Let’s find another example. A 7-year old child, whose brain is still developing, who can barely read, is asked to sing with the rest of the class. She sings loudly off key. In this instance, the repeated act of singing in a group will eventually lead to the brain to develop the complex mathematical skill of matching pitches. But instead of allowing the experience of singing in a group, over time, to be integrated so that the child sings correctly with the rest of the class… that child is asked to stand in front of the group and made to sing alone. They are told in front of the group that they can’t sing. They are told they must sit out of the class, or that they can still be in the group but must only mouth the words. That one embarrasing experience puts an end to any musical aspirations they have. They avoid singing for the rest of their lives. Or at least until they are in their 40s and the desire to be in the music brings them to my studio. Can they be helped?

Yes, I believe that anyone who can talk can also sing. If they are willing to do the work. Even if they sing off-key to start. I know because I work with tone deaf singers and every single one of them has learned to sing on pitch. The key is process. The key is consistently thinking about and working on the art form. The key is understanding the instrument and becoming aware of the subtle ways we think about ourselves that interfere in the natural activity of singing. The innate ability to sing is within each of us. Simply put, everyone can sing because – unless there is a physiological challenge - we were made to sing.

Does that mean we each have what it takes to be a professional singer? Maybe. No one can decide that for you. Only you. Only you can get up every day and work with your instrument, use it to express something in a unique and interesting way. Only you can want to be aware of habits that inhibit you and then want to work for as long as it takes to change them. Only you can dedicate the days and weeks and months and years to the act of something that gives you joy and lights you up inside.

Personally, I believe that if you do that work, you will find a way to live your dream. It may not be as a winner of American Idol. If you are open to the process and follow your path, you could end up doing things that were so far outside the possibilities that you never even thought of them at all. Like singing a season with a professional opera company. Like becoming a voice teacher. Like learning how to write and produce music for film & television. And then writing about those experiences in a blog.

~ no ideas today

I’ve been trying to write this blog for two days. Well, mostly thinking about writing this blog… but at a loss for ideas. I go through that occasionally with everything. Ideas for songs, instrumentals, blogs and paintings seem to be as far away as the moon. I find myself reading books I like or watching DVDs of movies I enjoy. It’s funny cause if you were in the room with me, I wouldn’t find any difficulty talking to you about a whole host of things.
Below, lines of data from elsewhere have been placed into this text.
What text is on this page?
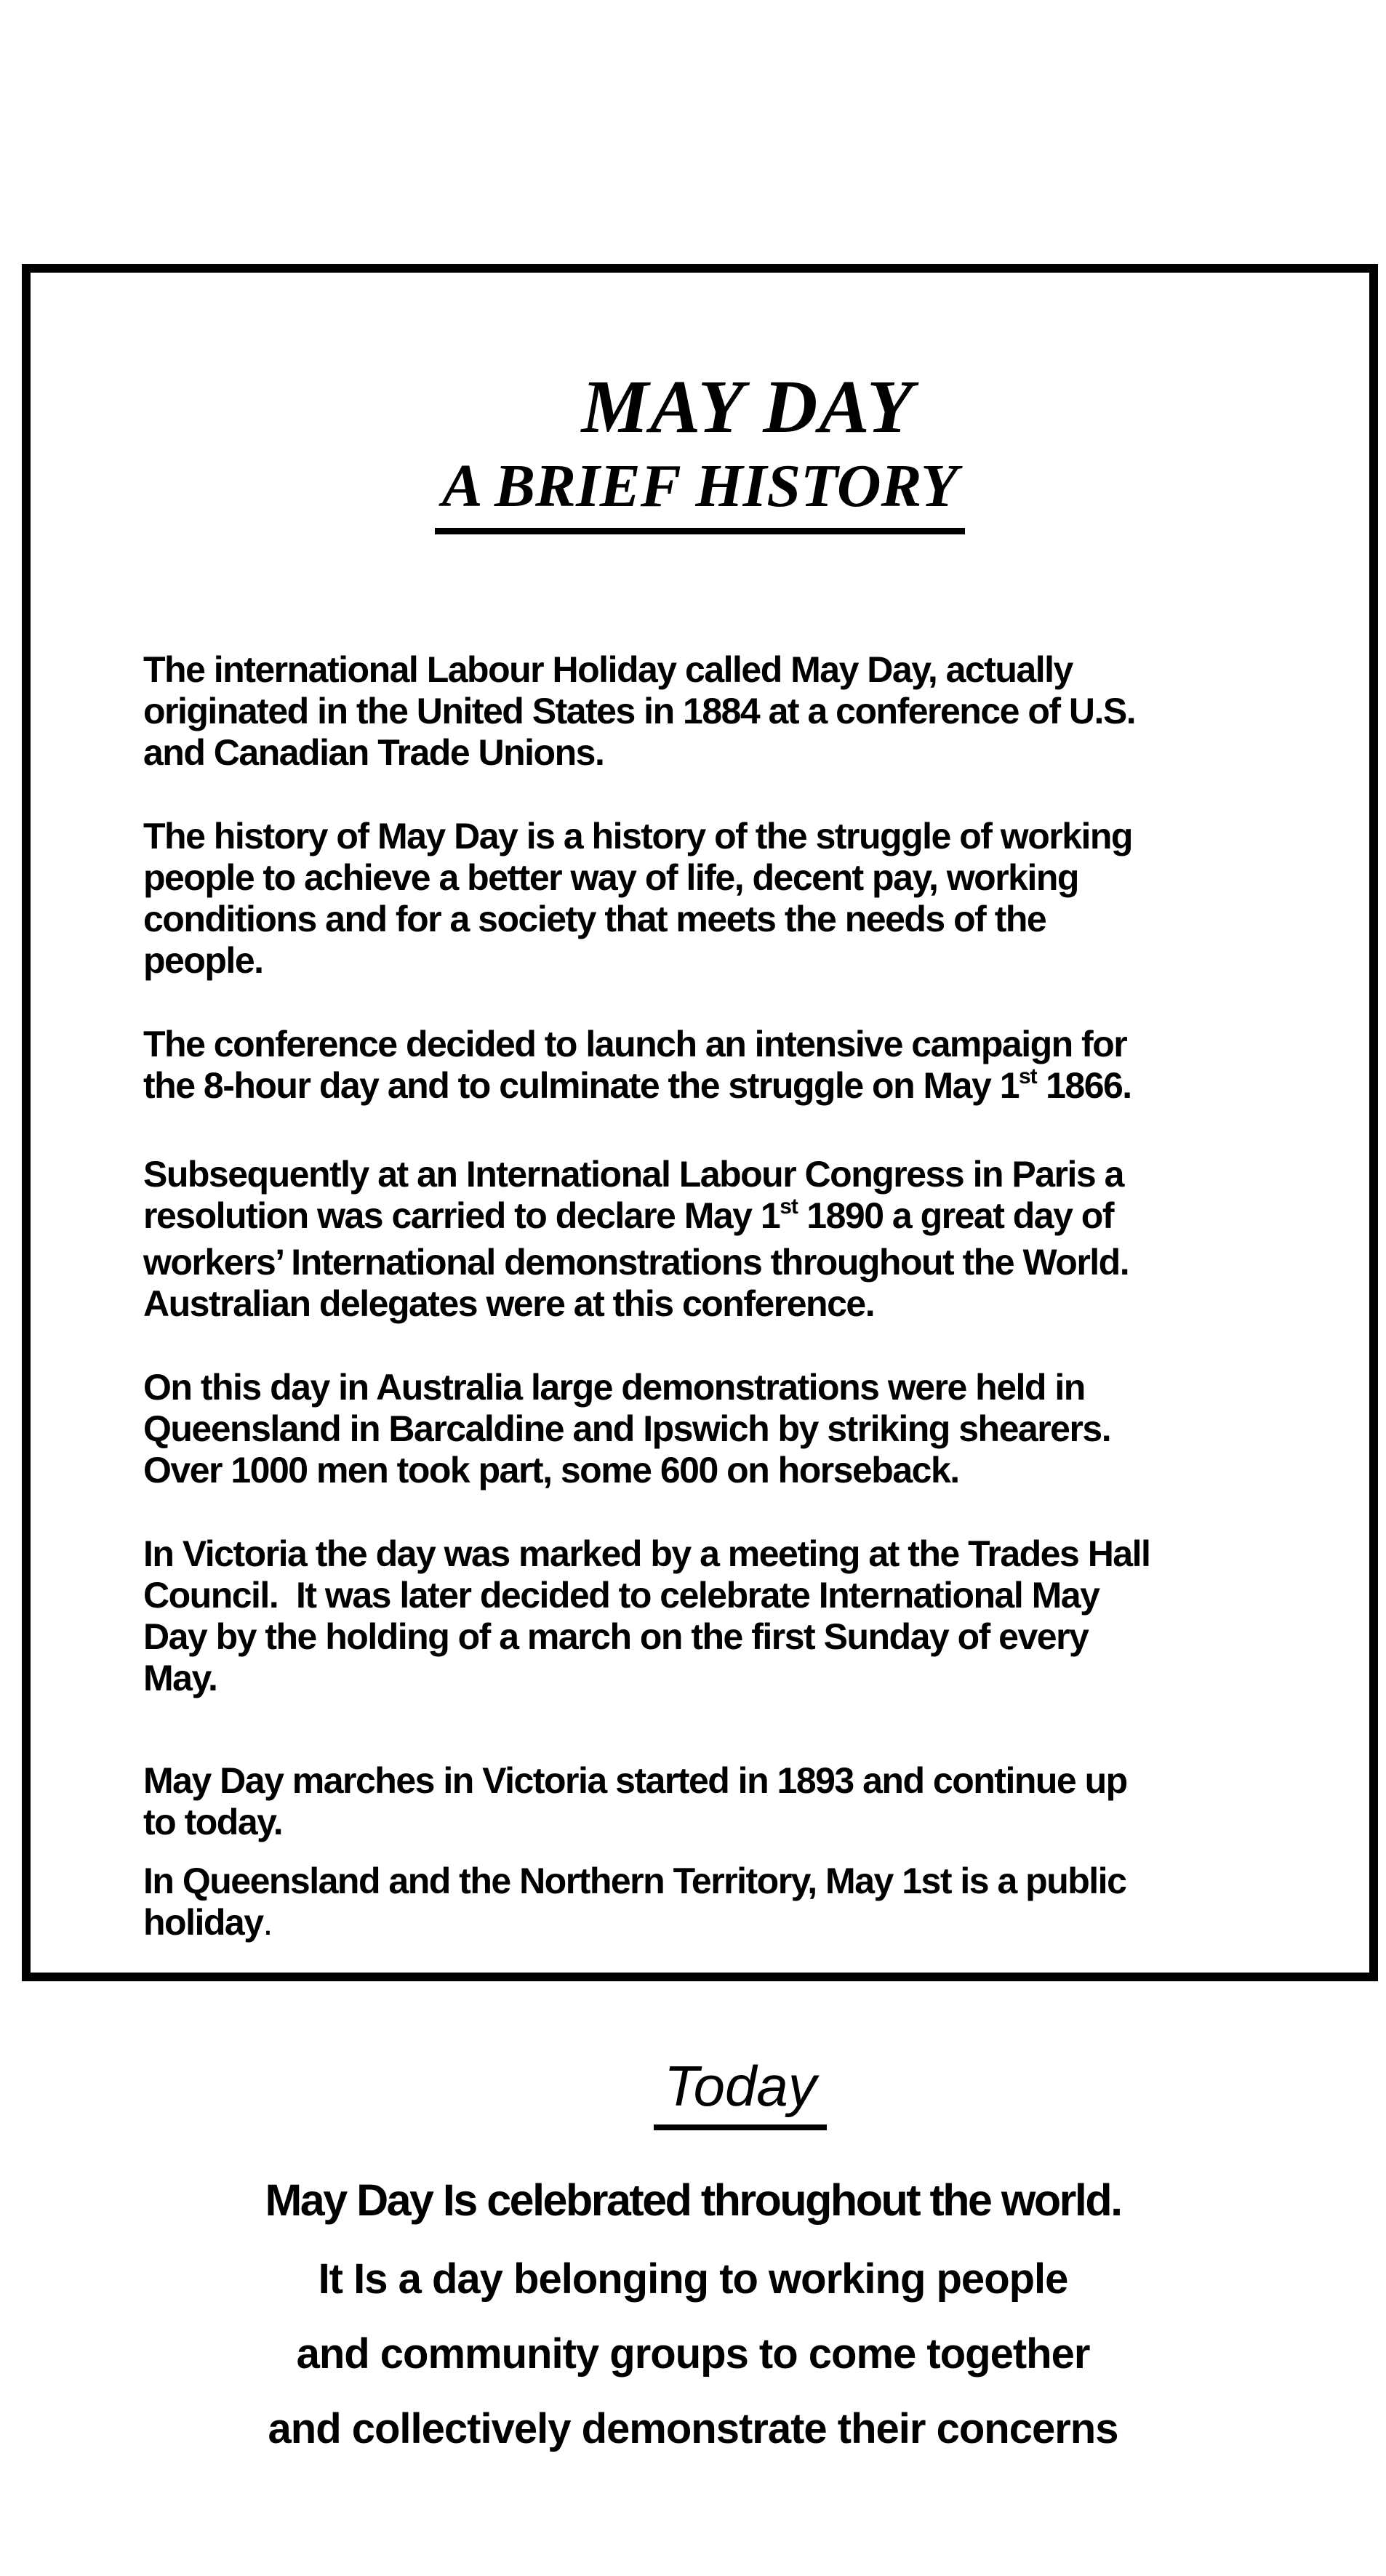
MAY DAY
A BRIEF HISTORY

The international Labour Holiday called May Day, actually
originated in the United States in 1884 at a conference of U.S.
and Canadian Trade Unions.

The history of May Day is a history of the struggle of working
people to achieve a better way of life, decent pay, working
conditions and for a society that meets the needs of the
people.

The conference decided to launch an intensive campaign for
the 8-hour day and to culminate the struggle on May 1st 1866.

Subsequently at an International Labour Congress in Paris a
resolution was carried to declare May 1st 1890 a great day of
workers’ International demonstrations throughout the World.
Australian delegates were at this conference.

On this day in Australia large demonstrations were held in
Queensland in Barcaldine and Ipswich by striking shearers.
Over 1000 men took part, some 600 on horseback.

In Victoria the day was marked by a meeting at the Trades Hall
Council.  It was later decided to celebrate International May
Day by the holding of a march on the first Sunday of every
May.

May Day marches in Victoria started in 1893 and continue up
to today.

In Queensland and the Northern Territory, May 1st is a public
holiday.

Today
May Day Is celebrated throughout the world.
It Is a day belonging to working people
and community groups to come together
and collectively demonstrate their concerns
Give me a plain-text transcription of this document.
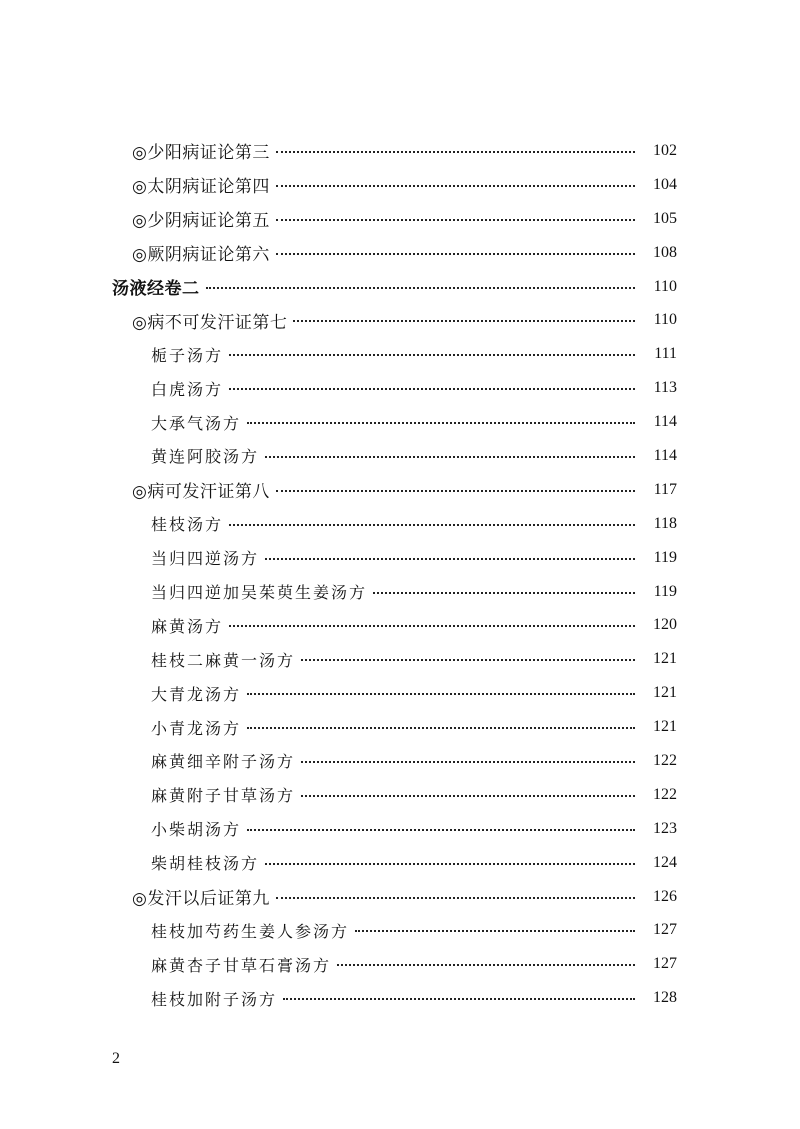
◎少阳病证论第三	102
◎太阴病证论第四	104
◎少阴病证论第五	105
◎厥阴病证论第六	108
汤液经卷二	110
◎病不可发汗证第七	110
栀子汤方	111
白虎汤方	113
大承气汤方	114
黄连阿胶汤方	114
◎病可发汗证第八	117
桂枝汤方	118
当归四逆汤方	119
当归四逆加吴茱萸生姜汤方	119
麻黄汤方	120
桂枝二麻黄一汤方	121
大青龙汤方	121
小青龙汤方	121
麻黄细辛附子汤方	122
麻黄附子甘草汤方	122
小柴胡汤方	123
柴胡桂枝汤方	124
◎发汗以后证第九	126
桂枝加芍药生姜人参汤方	127
麻黄杏子甘草石膏汤方	127
桂枝加附子汤方	128
2
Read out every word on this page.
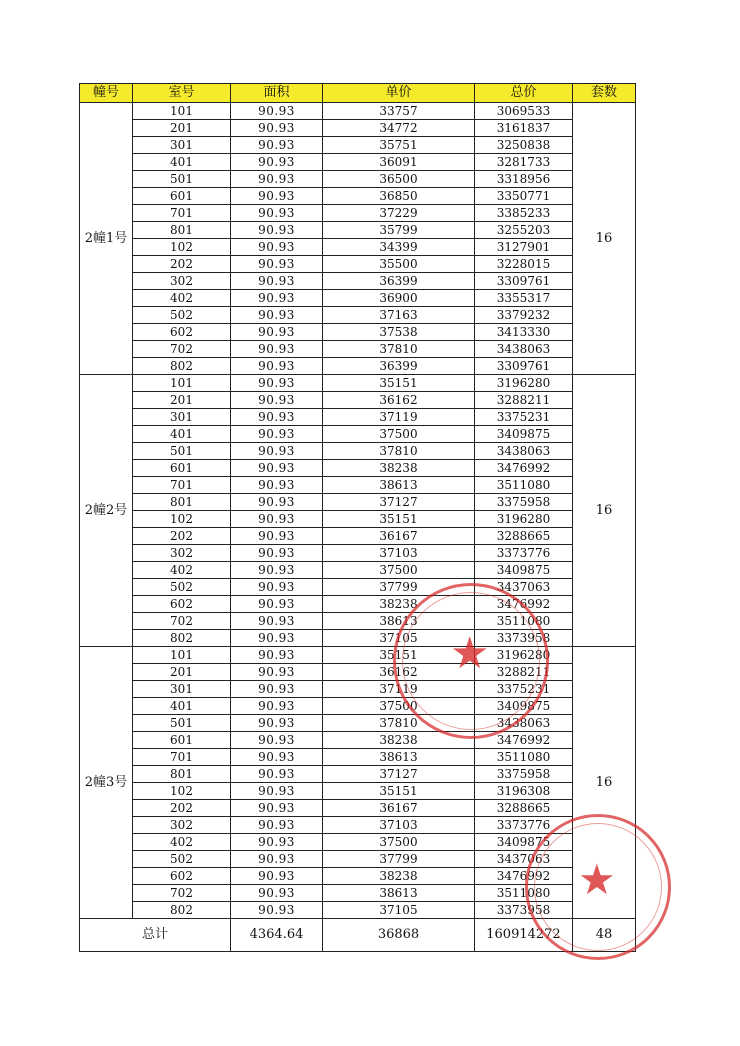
幢号	室号	面积	单价	总价	套数
2幢1号	101	90.93	33757	3069533	16
	201	90.93	34772	3161837	
	301	90.93	35751	3250838	
	401	90.93	36091	3281733	
	501	90.93	36500	3318956	
	601	90.93	36850	3350771	
	701	90.93	37229	3385233	
	801	90.93	35799	3255203	
	102	90.93	34399	3127901	
	202	90.93	35500	3228015	
	302	90.93	36399	3309761	
	402	90.93	36900	3355317	
	502	90.93	37163	3379232	
	602	90.93	37538	3413330	
	702	90.93	37810	3438063	
	802	90.93	36399	3309761	
2幢2号	101	90.93	35151	3196280	16
	201	90.93	36162	3288211	
	301	90.93	37119	3375231	
	401	90.93	37500	3409875	
	501	90.93	37810	3438063	
	601	90.93	38238	3476992	
	701	90.93	38613	3511080	
	801	90.93	37127	3375958	
	102	90.93	35151	3196280	
	202	90.93	36167	3288665	
	302	90.93	37103	3373776	
	402	90.93	37500	3409875	
	502	90.93	37799	3437063	
	602	90.93	38238	3476992	
	702	90.93	38613	3511080	
	802	90.93	37105	3373958	
2幢3号	101	90.93	35151	3196280	16
	201	90.93	36162	3288211	
	301	90.93	37119	3375231	
	401	90.93	37500	3409875	
	501	90.93	37810	3438063	
	601	90.93	38238	3476992	
	701	90.93	38613	3511080	
	801	90.93	37127	3375958	
	102	90.93	35151	3196308	
	202	90.93	36167	3288665	
	302	90.93	37103	3373776	
	402	90.93	37500	3409875	
	502	90.93	37799	3437063	
	602	90.93	38238	3476992	
	702	90.93	38613	3511080	
	802	90.93	37105	3373958	
总计		4364.64	36868	160914272	48
★
★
It’s been stressful week, worried about family, worried about my friends with cancer, dealing with going to the dentist, counting my pennies and coming up short.

On the good side, I had three pieces of music forwarded (that means pitched directly by a trusted intermediary) to a film composer looking for long term relationships with skilled writers. On the other side, I ended up going to the doctor because I had a weird reaction to the dental anaesthetic that has never happened before. It’s slowly fading but my gawd. I did work on some music tracks this weekend – collabs with Chuck and Geoff, but more work to do on them both to get them into some sort of shape. Maybe I’m just trying too hard. The weather is improving, and Saturday night at dinner time I went to hear some friends play music at a local cafĂ©, nice long walk there and back. Today I hung out and worked on music, watched some TV, chatted with my sister, researched some ideas for my book. That’s it. Maybe that's enough. Sometimes you just gotta be.